Memakna Kontemporer

"..di Indonesia, kita mudah menyerah sebab tak betah bersusah payah untuk memahami sesuatu yang baru.."  -Sal Murgiyanto

Kesulitan penerimaan masyarakat terhadap seni kontemporer bersumber pada ketidakinginterbukaan mereka terhadap pintu wawasan yang baru. Perihal kontemporer dianggap lebih mudah diterima oleh mereka yang cukup berpendidikan dan mau 'menelan' apa saja yang disajikan juga berani mengkritik. Masyarakat perkotaan misalnya, Sal mencontohkan.

Saya menilik ke dalam diri sendiri, sebagai produser dan pengelola, Sal menasehati, bahwa kita harus pandai melihat pasar, dan memilah penikmat seni yang seperti apa yang akan mampu mencerna makna kontemporer yang dihadirkan dan bagaimana diinterpretasikan tanpa salah sasaran. Lebih jauh lagi, kita harus mahir menempatkan mana seni yang -hanya- ingin dinikmati, dan mana seni yang perlu disajikan ke hadapan masyarakat plural saat ini. Perlu disadari, bahwa target utama dari seni kontemporer itu adalah adanya perubahan dalam memaknai sebuah fenomena, bukan untuk bisa diterima oleh semua orang.

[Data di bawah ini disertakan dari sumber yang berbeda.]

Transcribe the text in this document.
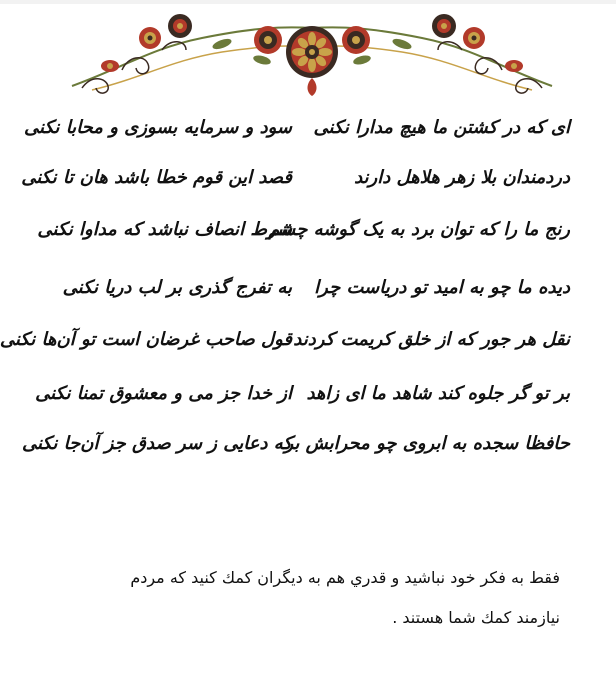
ای که در کشتن ما هیچ مدارا نکنی
سود و سرمایه بسوزی و محابا نکنی
دردمندان بلا زهر هلاهل دارند
قصد این قوم خطا باشد هان تا نکنی
رنج ما را که توان برد به یک گوشه چشم
شرط انصاف نباشد که مداوا نکنی
دیده ما چو به امید تو دریاست چرا
به تفرج گذری بر لب دریا نکنی
نقل هر جور که از خلق کریمت کردند
قول صاحب غرضان است تو آن‌ها نکنی
بر تو گر جلوه کند شاهد ما ای زاهد
از خدا جز می و معشوق تمنا نکنی
حافظا سجده به ابروی چو محرابش بر
که دعایی ز سر صدق جز آن‌جا نکنی
فقط به فكر خود نباشيد و قدري هم به ديگران كمك كنيد كه مردم
نيازمند كمك شما هستند .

Sebagai pengelola seni -dalam bentuk apapun-, kita harus mampu berperan sebagai jembatan antara pelaku, penonton, kurator, dan kritikus (seperti apa yang beliau sebut dengan The Diamond Of Performance). Hal ini dilakukan, demi mewujudkan sebuah kegiatan seni kontemporer yang ideal, karena secara hakiki, seni yang kita 'bagi' sudah selayaknya menjadi nutrisi untuk mereka pengkonsumsi. Kita juga harus ingat, seni bukan melulu soal keindahan, tapi juga kejujuran dari kehidupan yang bisa dimaknai dan memberi manfaat atas kehidupan setelah melihat seni itu sendiri.